Hixon qualified for and represented the United States in both the 3-meter synchronized and men's individual 3-meter springboard events at the 2016 Summer Olympics in Rio. He teamed up with Sam Dorman on the 3-metre synchro only after team changes in March 2016, but won the U.S. trials in their first competition together in June 2016.

In the men's synchronized 3-meter springboard event, Hixon along with his diving partner Sam Dorman placed second and won the silver medal with a score of 450.21, behind Jack Laugher and Chris Mears of Great Britain (454.32) and ahead of the Chinese pair Qin Kai and Cao Yuan (443.70).

In the men's individual 3-meter springboard event, he finished 10th, while his former 3-meter synchro partner Kristian Ipsen placed fifth in the same event.

===2019===
Hixon and new partner Andrew Capobianco attended the 2019 World Aquatics Championships and placed eighth after the final round of the men's synchronized 3-meter springboard event, totaling 388.08.

===2021===
Hixon understood that his score at the 2019 World Championships had not been high enough for him and Capobianco to automatically qualify for the Olympics, and he continued training in 2020 in preparation for trials, in spite of the narrowing chances that he would be able to attend the Olympics amid the COVID-19 pandemic when crucial meets had become postponed or cancelled.

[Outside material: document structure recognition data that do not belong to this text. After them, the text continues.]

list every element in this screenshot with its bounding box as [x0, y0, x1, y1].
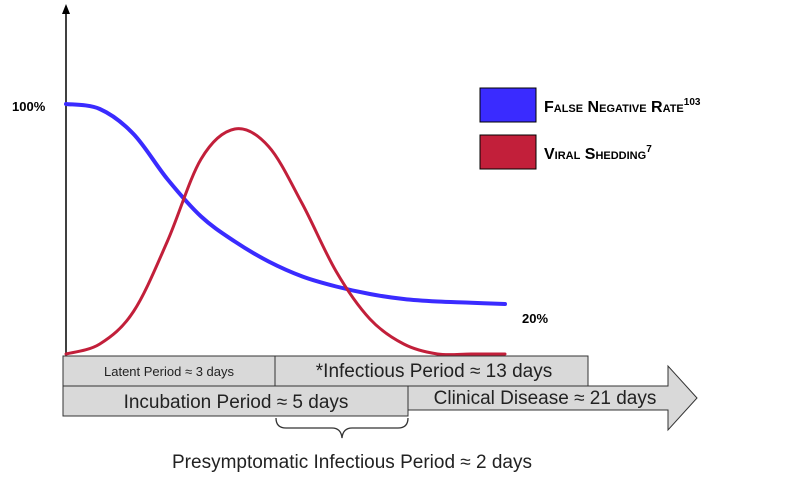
legend-swatch-false-negative	[479, 87, 537, 123]
legend: False Negative Rate103 Viral Shedding7	[479, 87, 701, 170]
series-line-viral-shedding	[64, 127, 507, 357]
y-axis-arrowhead	[62, 4, 70, 14]
legend-label-false-negative: False Negative Rate103	[544, 97, 701, 116]
legend-swatch-viral-shedding	[479, 134, 537, 170]
latent-period-label: Latent Period ≈ 3 days	[104, 364, 234, 379]
presymptomatic-brace	[275, 417, 409, 439]
y-tick-label-top: 100%	[12, 99, 46, 114]
series-layer	[64, 102, 507, 357]
presymptomatic-label: Presymptomatic Infectious Period ≈ 2 day…	[172, 452, 532, 473]
legend-label-viral-shedding: Viral Shedding7	[544, 144, 652, 163]
infectious-period-label: *Infectious Period ≈ 13 days	[316, 361, 552, 382]
timeline: Latent Period ≈ 3 days *Infectious Perio…	[62, 355, 698, 473]
series-line-false-negative-rate	[64, 102, 507, 306]
clinical-disease-label: Clinical Disease ≈ 21 days	[434, 388, 657, 409]
incubation-period-box	[62, 385, 409, 417]
end-value-label: 20%	[522, 311, 548, 326]
incubation-period-label: Incubation Period ≈ 5 days	[124, 392, 349, 413]
infectious-period-box	[274, 355, 589, 387]
clinical-disease-arrow	[407, 364, 698, 432]
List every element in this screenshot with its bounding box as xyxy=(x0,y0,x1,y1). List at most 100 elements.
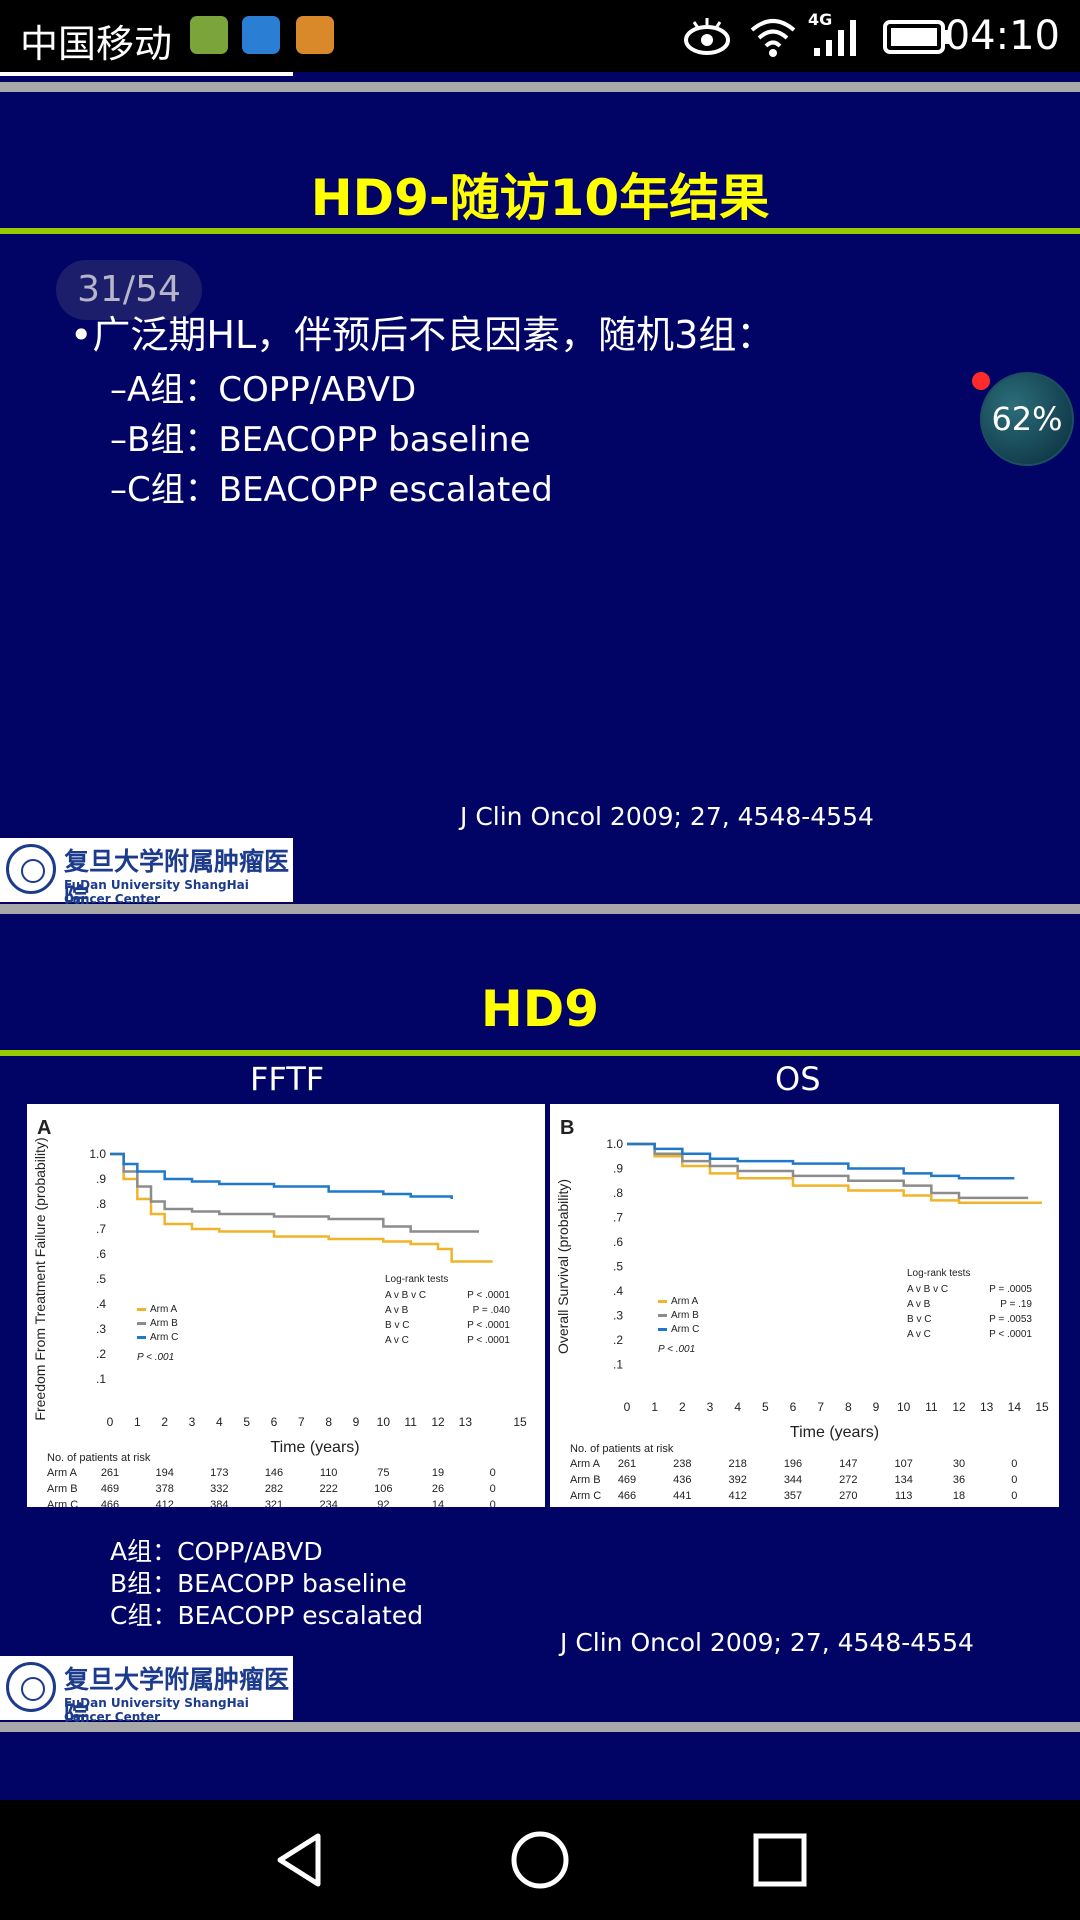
x-tick-label: 2 xyxy=(161,1415,168,1429)
risk-table-arm: Arm B xyxy=(570,1474,601,1486)
risk-table-value: 321 xyxy=(265,1499,283,1507)
status-bar: 中国移动 4G 04:10 xyxy=(0,0,1080,72)
risk-table-value: 75 xyxy=(377,1467,389,1479)
slide-title: HD9 xyxy=(480,980,600,1038)
risk-table-value: 384 xyxy=(210,1499,228,1507)
log-rank-comparison: B v C xyxy=(385,1320,409,1331)
logo-english-name: FuDan University ShangHai Cancer Center xyxy=(64,1696,249,1722)
log-rank-p-value: P < .0001 xyxy=(467,1335,510,1346)
hospital-seal-icon xyxy=(6,844,56,894)
page-indicator: 31/54 xyxy=(56,260,202,320)
panel-letter: B xyxy=(560,1117,574,1139)
recents-icon[interactable] xyxy=(750,1830,810,1890)
risk-table-value: 272 xyxy=(839,1474,857,1486)
risk-table-title: No. of patients at risk xyxy=(47,1452,151,1464)
log-rank-comparison: A v B v C xyxy=(907,1284,948,1295)
y-tick-label: .1 xyxy=(96,1372,106,1386)
app-icon-1 xyxy=(190,16,228,54)
os-chart: B.1.2.3.4.5.6.7.8.91.00 1 2 3 4 5 6 7 8 9 10 11 12 13… xyxy=(555,1117,1049,1502)
back-icon[interactable] xyxy=(270,1830,330,1890)
x-tick-label: 15 xyxy=(513,1415,527,1429)
x-tick-label: 4 xyxy=(734,1400,741,1414)
viewer-background xyxy=(0,1732,1080,1800)
x-tick-label: 1 xyxy=(134,1415,141,1429)
x-tick-label: 14 xyxy=(1008,1400,1022,1414)
arm-legend-list: A组：COPP/ABVD B组：BEACOPP baseline C组：BEAC… xyxy=(110,1536,423,1632)
risk-table-value: 196 xyxy=(784,1458,802,1470)
panel-letter: A xyxy=(37,1117,51,1139)
risk-table-value: 110 xyxy=(320,1467,338,1479)
x-tick-label: 6 xyxy=(790,1400,797,1414)
overall-p-value: P < .001 xyxy=(137,1352,174,1363)
legend-label: Arm C xyxy=(150,1332,178,1343)
legend-item-a: A组：COPP/ABVD xyxy=(110,1537,323,1566)
risk-table-value: 107 xyxy=(894,1458,912,1470)
y-tick-label: .2 xyxy=(613,1333,623,1347)
risk-table-value: 30 xyxy=(953,1458,965,1470)
eye-icon xyxy=(684,18,730,55)
x-axis-label: Time (years) xyxy=(270,1439,359,1456)
risk-table-value: 92 xyxy=(377,1499,389,1507)
signal-icon xyxy=(814,20,856,56)
risk-table-value: 344 xyxy=(784,1474,802,1486)
citation: J Clin Oncol 2009; 27, 4548-4554 xyxy=(560,1628,974,1657)
x-tick-label: 8 xyxy=(325,1415,332,1429)
hospital-logo: 复旦大学附属肿瘤医院 FuDan University ShangHai Can… xyxy=(0,1656,293,1722)
chart-panel-os: B .1.2.3.4.5.6.7.8.9 1.0 0 1 2 3 4 5 6 7 8 9 10 11 12 13… xyxy=(550,1104,1059,1507)
risk-table-value: 332 xyxy=(210,1483,228,1495)
series-line-arm-b xyxy=(110,1152,479,1233)
x-tick-label: 12 xyxy=(952,1400,966,1414)
risk-table-value: 134 xyxy=(894,1474,912,1486)
risk-table-value: 0 xyxy=(490,1483,496,1495)
log-rank-comparison: A v C xyxy=(907,1329,931,1340)
app-icon-3 xyxy=(296,16,334,54)
sub-item-c: –C组：BEACOPP escalated xyxy=(110,470,553,510)
slide-separator xyxy=(0,904,1080,914)
y-tick-label: .6 xyxy=(613,1235,623,1249)
x-tick-label: 8 xyxy=(845,1400,852,1414)
y-tick-label: .2 xyxy=(96,1347,106,1361)
navigation-bar xyxy=(0,1800,1080,1920)
risk-table-value: 106 xyxy=(374,1483,392,1495)
risk-table-value: 261 xyxy=(101,1467,119,1479)
risk-table-value: 18 xyxy=(953,1490,965,1502)
x-tick-label: 5 xyxy=(243,1415,250,1429)
home-icon[interactable] xyxy=(510,1830,570,1890)
y-tick-label: .7 xyxy=(96,1222,106,1236)
x-tick-label: 10 xyxy=(897,1400,911,1414)
y-tick-label: .1 xyxy=(613,1358,623,1372)
y-tick-label: 1.0 xyxy=(89,1147,106,1161)
risk-table-value: 282 xyxy=(265,1483,283,1495)
y-tick-label: .3 xyxy=(613,1309,623,1323)
notification-dot xyxy=(972,372,990,390)
logo-partial xyxy=(0,72,293,76)
risk-table-value: 412 xyxy=(728,1490,746,1502)
x-tick-label: 2 xyxy=(679,1400,686,1414)
risk-table-value: 0 xyxy=(1011,1474,1017,1486)
y-tick-label: .9 xyxy=(96,1172,106,1186)
risk-table-value: 436 xyxy=(673,1474,691,1486)
risk-table-value: 194 xyxy=(155,1467,173,1479)
chart-panel-fftf: A .1.2.3.4.5.6.7.8.9 1.0 0 1 2 3 4 5 6 7 8 9 10 11 12 13… xyxy=(27,1104,545,1507)
x-tick-label: 0 xyxy=(107,1415,114,1429)
x-tick-label: 7 xyxy=(817,1400,824,1414)
legend-swatch xyxy=(137,1336,146,1339)
risk-table-value: 36 xyxy=(953,1474,965,1486)
y-tick-label: .8 xyxy=(613,1186,623,1200)
risk-table-value: 234 xyxy=(319,1499,337,1507)
overall-p-value: P < .001 xyxy=(658,1344,695,1355)
log-rank-p-value: P < .0001 xyxy=(467,1290,510,1301)
log-rank-p-value: P < .0001 xyxy=(989,1329,1032,1340)
log-rank-p-value: P = .19 xyxy=(1000,1299,1032,1310)
bottom-divider xyxy=(0,1722,1080,1732)
memory-float-button[interactable]: 62% xyxy=(980,372,1074,466)
risk-table-value: 412 xyxy=(155,1499,173,1507)
x-tick-label: 6 xyxy=(271,1415,278,1429)
title-rule xyxy=(0,1050,1080,1056)
risk-table-value: 469 xyxy=(618,1474,636,1486)
app-icon-2 xyxy=(242,16,280,54)
legend-label: Arm B xyxy=(150,1318,178,1329)
risk-table-value: 146 xyxy=(265,1467,283,1479)
wifi-icon xyxy=(750,19,796,57)
slide-top-divider xyxy=(0,82,1080,92)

However, Hixon and Capobianco were unexpectedly chosen to represent the United States at the 2021 FINA Diving World Cup after fellow American pair David Boudia and Steele Johnson abruptly pulled out eight days prior to the start of the competition. For the men's synchronized 3-meter springboard event, Hixon and Capobianco scored a total of 414.18, which landed them in fourth place and ensured their spot at the Olympics.

====Summer Olympics====
In June 2021, Hixon and Capobianco placed first in the United States Olympics diving trials for the men's synchronized 3-meter springboard event with a score of 1289.37.

In the men's synchronized 3-meter springboard event, Hixon and Capobianco placed second and won the silver medal with a final score of 444.36, behind Wang Zongyuan and Xie Siyi of China (467.82), and ahead of Patrick Hausding and Lars Rüdiger of Germany (404.73). They stood in fifth place after performing their first two dives, and then placed second behind leaders Wang and Xie after the next two dives. Their fifth of the sixth dives were the best of the round, and their overall score of the six dives ultimately placed them second.

==Personal life==
As of July 2021, Hixon has been in a relationship with Canadian swimmer Kennedy Goss.